I           National Health Service Survey

On 22 November 2018, the National Health Service (NHS) published the outcomes of a survey that showed that  one in eight – 12.8% – children aged five to 19 had mental health problems in 2017.  There was a steady increase in mental ill-health among the five-to-15-year-olds, rising from 9.7% in 1999 to 11.2% in 2017.

Emotional disorders were prominent (8.1% of young people from the ages of 5 to 19) – though there were other disorders such as those linked to behaviour and hyperactivity.

Altogether, 9,117 children and young people were surveyed.  One in 18 children (5.5%) from the ages of two to four years had at least one mental disorder.  This rose to 16.9% for those from 17 to 19 years old.

Over a third (34.9%) of the 14-to-19-year-old young people who identified themselves as lesbian, gay, bisexual or with another sexual identity had mental disorders against 13.2% who identified themselves as heterosexual.

About 25% of the 11-to-16-year-olds with mental disorders self-harmed or attempted suicide, compared to 3% of those without them.

If we exclude eating disorders, most mental health conditions were prevalent in children whose families were on low income or receiving benefits.  Over a third of children with mental health disorders had special educational needs and 50% with special needs had Educational Health and Care Plans (EHCPs).
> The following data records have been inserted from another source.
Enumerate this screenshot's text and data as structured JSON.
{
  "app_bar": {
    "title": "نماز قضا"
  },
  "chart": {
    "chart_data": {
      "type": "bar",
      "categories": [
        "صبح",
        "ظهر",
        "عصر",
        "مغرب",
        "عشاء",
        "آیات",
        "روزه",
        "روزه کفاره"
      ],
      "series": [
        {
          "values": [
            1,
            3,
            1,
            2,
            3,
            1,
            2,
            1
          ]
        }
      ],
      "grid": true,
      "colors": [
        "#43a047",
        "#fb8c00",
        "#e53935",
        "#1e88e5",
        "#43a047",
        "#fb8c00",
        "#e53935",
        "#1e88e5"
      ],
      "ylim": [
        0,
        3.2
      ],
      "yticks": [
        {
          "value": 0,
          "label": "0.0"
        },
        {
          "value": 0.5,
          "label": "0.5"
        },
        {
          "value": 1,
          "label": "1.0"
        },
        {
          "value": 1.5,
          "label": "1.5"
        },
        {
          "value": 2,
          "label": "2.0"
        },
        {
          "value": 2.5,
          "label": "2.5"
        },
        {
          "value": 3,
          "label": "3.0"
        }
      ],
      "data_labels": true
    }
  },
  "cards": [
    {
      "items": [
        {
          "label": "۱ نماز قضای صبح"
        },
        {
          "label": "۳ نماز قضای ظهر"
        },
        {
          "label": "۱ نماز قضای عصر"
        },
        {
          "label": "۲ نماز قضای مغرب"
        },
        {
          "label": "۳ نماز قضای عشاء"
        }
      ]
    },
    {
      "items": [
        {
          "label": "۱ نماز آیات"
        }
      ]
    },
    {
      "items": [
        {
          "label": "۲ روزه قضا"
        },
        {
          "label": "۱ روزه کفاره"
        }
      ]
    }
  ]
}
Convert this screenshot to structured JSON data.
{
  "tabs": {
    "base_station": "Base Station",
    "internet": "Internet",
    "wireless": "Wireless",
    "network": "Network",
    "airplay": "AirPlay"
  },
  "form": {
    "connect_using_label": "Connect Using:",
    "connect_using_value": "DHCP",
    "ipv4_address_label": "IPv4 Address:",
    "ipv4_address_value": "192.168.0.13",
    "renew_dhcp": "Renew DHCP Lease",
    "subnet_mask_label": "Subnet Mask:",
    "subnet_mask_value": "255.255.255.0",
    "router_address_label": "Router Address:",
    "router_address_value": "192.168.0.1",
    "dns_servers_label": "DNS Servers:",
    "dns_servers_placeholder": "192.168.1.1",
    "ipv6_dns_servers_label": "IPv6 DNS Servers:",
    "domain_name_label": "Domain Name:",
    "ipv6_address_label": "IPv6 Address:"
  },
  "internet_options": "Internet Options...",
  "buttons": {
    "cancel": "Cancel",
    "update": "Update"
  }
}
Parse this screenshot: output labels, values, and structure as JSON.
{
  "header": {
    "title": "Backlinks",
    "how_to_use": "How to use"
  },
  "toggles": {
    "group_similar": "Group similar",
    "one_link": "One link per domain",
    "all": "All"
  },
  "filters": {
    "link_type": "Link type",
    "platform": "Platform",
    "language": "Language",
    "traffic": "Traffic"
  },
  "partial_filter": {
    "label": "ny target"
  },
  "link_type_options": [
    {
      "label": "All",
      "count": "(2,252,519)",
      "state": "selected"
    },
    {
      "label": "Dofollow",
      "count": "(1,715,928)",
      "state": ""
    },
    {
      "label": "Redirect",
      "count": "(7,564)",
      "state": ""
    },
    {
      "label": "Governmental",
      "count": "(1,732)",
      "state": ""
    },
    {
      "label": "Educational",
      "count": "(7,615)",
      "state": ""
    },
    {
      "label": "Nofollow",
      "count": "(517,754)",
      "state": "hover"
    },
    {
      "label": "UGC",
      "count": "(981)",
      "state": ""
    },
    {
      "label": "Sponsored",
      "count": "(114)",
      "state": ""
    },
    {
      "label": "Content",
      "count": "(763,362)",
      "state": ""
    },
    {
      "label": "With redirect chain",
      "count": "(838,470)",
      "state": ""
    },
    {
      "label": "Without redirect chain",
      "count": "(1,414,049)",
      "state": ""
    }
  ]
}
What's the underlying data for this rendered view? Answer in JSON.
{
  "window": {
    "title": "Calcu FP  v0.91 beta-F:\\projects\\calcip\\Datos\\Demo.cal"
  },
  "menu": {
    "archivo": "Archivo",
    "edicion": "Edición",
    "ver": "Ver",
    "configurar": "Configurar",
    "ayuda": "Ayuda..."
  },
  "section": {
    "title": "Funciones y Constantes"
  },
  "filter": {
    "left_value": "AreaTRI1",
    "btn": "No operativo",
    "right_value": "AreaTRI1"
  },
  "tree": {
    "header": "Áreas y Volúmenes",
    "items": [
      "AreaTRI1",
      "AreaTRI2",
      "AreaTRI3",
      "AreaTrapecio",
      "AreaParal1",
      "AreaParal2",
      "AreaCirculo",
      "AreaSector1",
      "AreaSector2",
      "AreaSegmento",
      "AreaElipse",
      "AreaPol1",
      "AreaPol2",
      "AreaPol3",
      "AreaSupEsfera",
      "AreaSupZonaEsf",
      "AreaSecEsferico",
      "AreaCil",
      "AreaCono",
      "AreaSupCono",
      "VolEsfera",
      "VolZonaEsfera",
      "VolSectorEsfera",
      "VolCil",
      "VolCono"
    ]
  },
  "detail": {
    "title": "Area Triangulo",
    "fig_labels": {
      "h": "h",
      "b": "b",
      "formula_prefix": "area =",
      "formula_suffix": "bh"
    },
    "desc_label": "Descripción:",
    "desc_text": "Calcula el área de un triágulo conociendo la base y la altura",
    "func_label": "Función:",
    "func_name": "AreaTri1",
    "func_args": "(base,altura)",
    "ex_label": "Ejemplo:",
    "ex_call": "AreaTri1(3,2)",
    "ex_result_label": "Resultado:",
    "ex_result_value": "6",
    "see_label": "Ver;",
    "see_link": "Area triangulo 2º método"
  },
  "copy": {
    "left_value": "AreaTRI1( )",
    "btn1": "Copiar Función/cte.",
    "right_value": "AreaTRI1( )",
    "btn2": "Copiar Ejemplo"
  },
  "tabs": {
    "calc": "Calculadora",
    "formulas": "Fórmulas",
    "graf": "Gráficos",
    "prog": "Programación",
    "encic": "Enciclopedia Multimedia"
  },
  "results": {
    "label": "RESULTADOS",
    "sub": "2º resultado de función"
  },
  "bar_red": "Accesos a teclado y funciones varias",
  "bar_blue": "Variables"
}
What are we doing to help these young people? Not much, it seems.  The number of referrals to Child and Adolescent Mental Health Services (CAMHS) in England increased by 26% during the last five years, according to the Education Policy Institute (EPI). CAMHS rejected 25% of referrals deeming them inappropriate for treatment according to BBC Radio 5 Live, whose researchers compiled the returns under the Freedom of Information (FoI) Act.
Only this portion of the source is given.